Boycott de la rencontre avec le ministre de la décentralisation

Les maires du Bénin ont-ils peur des rapports d’audit du FADeC ?
Vendredi dernier, le peuple béninois a assisté à un triste spectacle à Bohicon. Convoqué à une journée d’échanges et de travail avec le ministre de la décentralisation, de la gouvernance locale de l’administration et de l’aménagement du territoire, près de 73 maires sur les 77 que compte le Bénin ont boudé leur autorité de tutelle à l’ouverture des travaux en présence du Directeur Général de la Police Nationale et du Directeur Général de la Gendarmerie Nationale. Cet atelier qui devrait être un creuset dans lequel, l’on discutera de la sécurité dans les communes avec les maires et de la gestion a pu néanmoins se tenir malgré le boycott donc de ces maires. Dans le meilleur des mondes, cette attitude des maires serait synonyme de dénonciation mais quand on se réfère à l’ordre du jour, on se demande ce qui a bien pu pousser les maires démissionnaires à boycotter la rencontre avec leur ministre de tutelle. Mais avec la déclaration qu’ils ont fait par la suite on y voir un peu plus clair. En bref, ce sont les nouvelles initiatives de bonnes gouvernances qui causeraient problèmes à ces maires, sinon comment comprendre qu’on puisse programmer des communications sur la sécurité dans nos communes et des maires supposés être à l’avant-garde de la sécurité des populations puissent bouder une telle rencontre. On peut comprendre qu’ils aient peur de l’audit commandité sur la gestion des fonds FADEC au vu de la gestion qu’ils ont fait desdits fonds. S’il est peut être vrai que certains maires ne sont pas d’accord avec la méthode du ministre Raphaël Edou, ce n’est pas pour autant qu’ils n’ont pas de compte à ne pas rendre à l’autorité de tutelle qui est mandaté par l’Etat.
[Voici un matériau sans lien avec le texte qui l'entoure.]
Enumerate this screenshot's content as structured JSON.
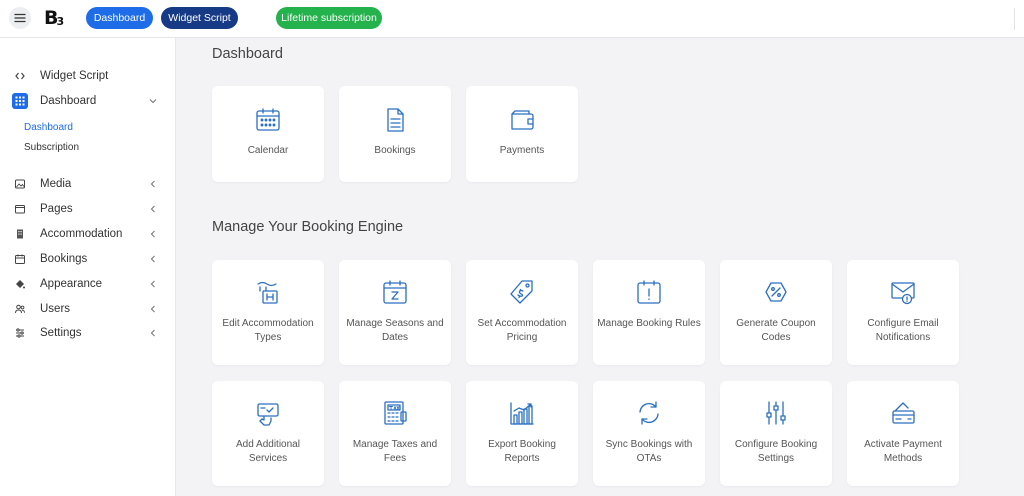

Alors s’ils ont des problèmes personnels avec le ministre qu’ils fassent d’abord de la transparence dans leur gestion et après, ils pourront aller bouder qui ils veulent mais pour le moment, le ministre Raphaël Edou est bel et bien dans la logique du chef de l’Etat qui a fait de l’initiative de Dogbo, le nouveau mode des gestions publique. Alors il faut que les 73 maires mettent de l’eau dans leur vin et reviennent à la raison dans la perspective du bien des populations béninoises.